First life, then spaces, then buildings. The other way around never works.
Today’s students are after something entirely different. They understand the campus as a digital and physical space, a network of friendships and place of cultural and social exchange. It’s live, always-relevant and inherently fluid. Characterised by the notion of the agora as well as today’s MIT-influenced notion of the innovation cluster, its energy is born of the free flow of people, program and space. The last of these is ever-responsive to – and so determined by – evolving economies of need and want.
This isn’t to say that university architecture is unimportant. Rather, it’s but one channel for the activation of a campus designed to attract, involve and give students a genuine sense of belonging.

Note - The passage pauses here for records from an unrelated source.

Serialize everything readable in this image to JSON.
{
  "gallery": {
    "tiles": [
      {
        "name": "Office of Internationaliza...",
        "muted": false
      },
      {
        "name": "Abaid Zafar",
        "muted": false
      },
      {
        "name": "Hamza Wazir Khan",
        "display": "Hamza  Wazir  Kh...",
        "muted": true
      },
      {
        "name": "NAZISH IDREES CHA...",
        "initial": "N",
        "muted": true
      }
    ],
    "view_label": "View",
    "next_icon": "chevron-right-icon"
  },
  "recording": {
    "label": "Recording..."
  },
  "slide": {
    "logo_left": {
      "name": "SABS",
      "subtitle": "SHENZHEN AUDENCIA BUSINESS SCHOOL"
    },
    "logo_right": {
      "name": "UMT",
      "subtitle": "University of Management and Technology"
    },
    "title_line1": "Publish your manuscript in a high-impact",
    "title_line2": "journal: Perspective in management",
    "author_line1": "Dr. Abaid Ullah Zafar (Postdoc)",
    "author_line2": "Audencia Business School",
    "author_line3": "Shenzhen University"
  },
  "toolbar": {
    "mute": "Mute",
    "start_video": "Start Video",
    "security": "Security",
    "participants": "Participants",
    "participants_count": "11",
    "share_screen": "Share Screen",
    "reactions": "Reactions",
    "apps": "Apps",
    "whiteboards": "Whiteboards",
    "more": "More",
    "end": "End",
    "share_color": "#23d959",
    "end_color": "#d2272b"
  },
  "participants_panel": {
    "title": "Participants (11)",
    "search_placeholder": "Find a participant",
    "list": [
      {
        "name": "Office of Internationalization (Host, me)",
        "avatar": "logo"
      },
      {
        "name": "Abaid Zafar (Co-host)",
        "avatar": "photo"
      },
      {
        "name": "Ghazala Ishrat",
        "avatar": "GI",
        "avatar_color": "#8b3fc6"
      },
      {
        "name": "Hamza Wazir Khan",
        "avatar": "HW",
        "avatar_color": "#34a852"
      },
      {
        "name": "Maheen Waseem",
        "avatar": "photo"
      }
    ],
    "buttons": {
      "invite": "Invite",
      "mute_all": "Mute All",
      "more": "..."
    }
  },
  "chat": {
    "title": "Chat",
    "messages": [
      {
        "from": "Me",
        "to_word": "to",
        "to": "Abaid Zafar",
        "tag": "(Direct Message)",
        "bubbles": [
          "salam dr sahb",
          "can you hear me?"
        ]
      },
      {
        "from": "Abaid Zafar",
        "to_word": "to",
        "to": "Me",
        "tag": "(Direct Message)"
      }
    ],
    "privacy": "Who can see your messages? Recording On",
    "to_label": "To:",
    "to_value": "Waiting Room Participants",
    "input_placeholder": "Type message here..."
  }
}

In the giant petri dish of experience, places and spaces are malleable servants – of people and culture, brand and identity, and services and technology.
The making of a ‘sticky’ campus begins not with a building master plan but an experience master plan. It begins with life – with the needs and wants of students, not bricks and mortar.
LEARNING FROM BRANDS
In which case, future campus (re)makers should take their cue not from the building as spectacle, but from the omnichannel strategies of out-of-sector brands and organisations. Examples like Airbnb, Nike and Panorama Festival.
The first is where everyone wants to work. Airbnb’s offices are never finished, but perpetually (re)designed by its employees.
The second is where everyone wants to go. Nike’s NYC flagship store is an ever-morphing hybrid of digital and traditional shop, offering customisation workshops and more, and a bona fide new frontier experience.
The third is where everyone wants to play. Panorama Festival’s intricate weave of smart and soul is a lesson in the art of festival curation.
Massively customer-focused, these examples take an experience-first approach. This means being ever-alert to the now, not spending money on buildings they can’t afford.
This may come as a surprise to heads of campus estates, whose ‘build and they will come’ mantra is what drove the gold rush. This logic reverses Gehl’s dictum.
It also sees universities servicing eye-watering debts, just when Brexit and the Augar report into higher education funding threaten to suck the life out of future capital expenditure plans.
Seduced by ‘the building as icon’, they’ve taken the eye off the ‘experience ball’– a mistake that may come to haunt them.
To champion the approaches of brands over the spectacle of the newly (re)built campus is not to trivialise Britain’s campus-based architectural projects.
Rather, I’m advocating for an experience-first, holistic strategy for creating campus universities that people want to attend now and in the future.
Less Royal Festival Hall and more Glastonbury Festival, this approach returns the architect and the building to the lens of the human experience.